Lenin was the initiator of the central drama — the tragedy — of our era, the rise of totalitarian states.
Lenin introduced to the 20th century the practice of taking an all-embracing ideology and imposing it on an entire society rapidly and mercilessly; he created a regime that erased politics, erased historical memory, erased opposition. In his short career in power, from 1917 until his death in 1924, Lenin created a model not merely for his successor, Stalin, but for Mao, for Hitler, for Pol Pot.
t is, perhaps, impossible to calculate just how many tens of millions of murders "flowed" from Leninism. Certainly Stalin differed from Lenin in the length of his time as dictator — some 25 years to Lenin's six — and he also had the advantage of greater technology. As a result, Stalin's murderous statistics are superior to Lenin's. And yet Lenin contributed so very much.

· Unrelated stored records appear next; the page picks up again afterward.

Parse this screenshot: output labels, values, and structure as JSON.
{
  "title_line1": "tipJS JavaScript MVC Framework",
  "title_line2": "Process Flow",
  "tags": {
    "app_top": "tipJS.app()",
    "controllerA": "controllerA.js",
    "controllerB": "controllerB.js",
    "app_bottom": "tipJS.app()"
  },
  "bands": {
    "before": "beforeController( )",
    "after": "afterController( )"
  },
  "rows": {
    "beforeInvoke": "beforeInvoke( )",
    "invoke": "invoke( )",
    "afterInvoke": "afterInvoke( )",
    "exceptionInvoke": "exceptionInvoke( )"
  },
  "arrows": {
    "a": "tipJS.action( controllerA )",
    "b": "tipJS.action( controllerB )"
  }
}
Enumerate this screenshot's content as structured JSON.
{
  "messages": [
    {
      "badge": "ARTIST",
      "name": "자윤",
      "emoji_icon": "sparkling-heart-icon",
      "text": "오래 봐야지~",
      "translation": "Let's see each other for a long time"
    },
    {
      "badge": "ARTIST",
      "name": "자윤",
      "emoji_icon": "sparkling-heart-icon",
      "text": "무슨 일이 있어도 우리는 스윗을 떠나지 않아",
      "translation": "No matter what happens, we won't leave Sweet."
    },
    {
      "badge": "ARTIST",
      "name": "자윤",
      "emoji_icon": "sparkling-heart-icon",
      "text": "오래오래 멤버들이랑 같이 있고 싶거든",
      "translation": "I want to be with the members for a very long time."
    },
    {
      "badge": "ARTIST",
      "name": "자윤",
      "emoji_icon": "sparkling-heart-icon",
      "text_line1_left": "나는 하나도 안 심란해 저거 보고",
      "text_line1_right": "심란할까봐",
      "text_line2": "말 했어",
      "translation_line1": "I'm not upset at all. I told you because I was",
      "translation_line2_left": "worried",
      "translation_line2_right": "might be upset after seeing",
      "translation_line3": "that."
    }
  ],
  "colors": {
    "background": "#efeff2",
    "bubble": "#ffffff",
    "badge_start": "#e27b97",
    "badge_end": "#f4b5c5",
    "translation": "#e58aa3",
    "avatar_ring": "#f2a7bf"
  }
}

In some scholarly circles in the West, Stalin was seen as an "aberration," a tyrant who perverted Lenin's intentions at the end of Lenin's life. But as more and more evidence of Lenin's cruelty emerged from the archives, that notion of the "good Lenin" and the "bad Stalin" became an academic joke. Very few of Stalin's policies were without roots in Leninism: it was Lenin who built the first camps; Lenin who set off artificial famine as a political weapon; Lenin who disbanded the last vestige of democratic government, the Constituent Assembly, and devised the Communist Party as the apex of a totalitarian structure; Lenin who first waged war on the intelligentsia and on religious believers, wiping out any traces of civil liberty and a free press.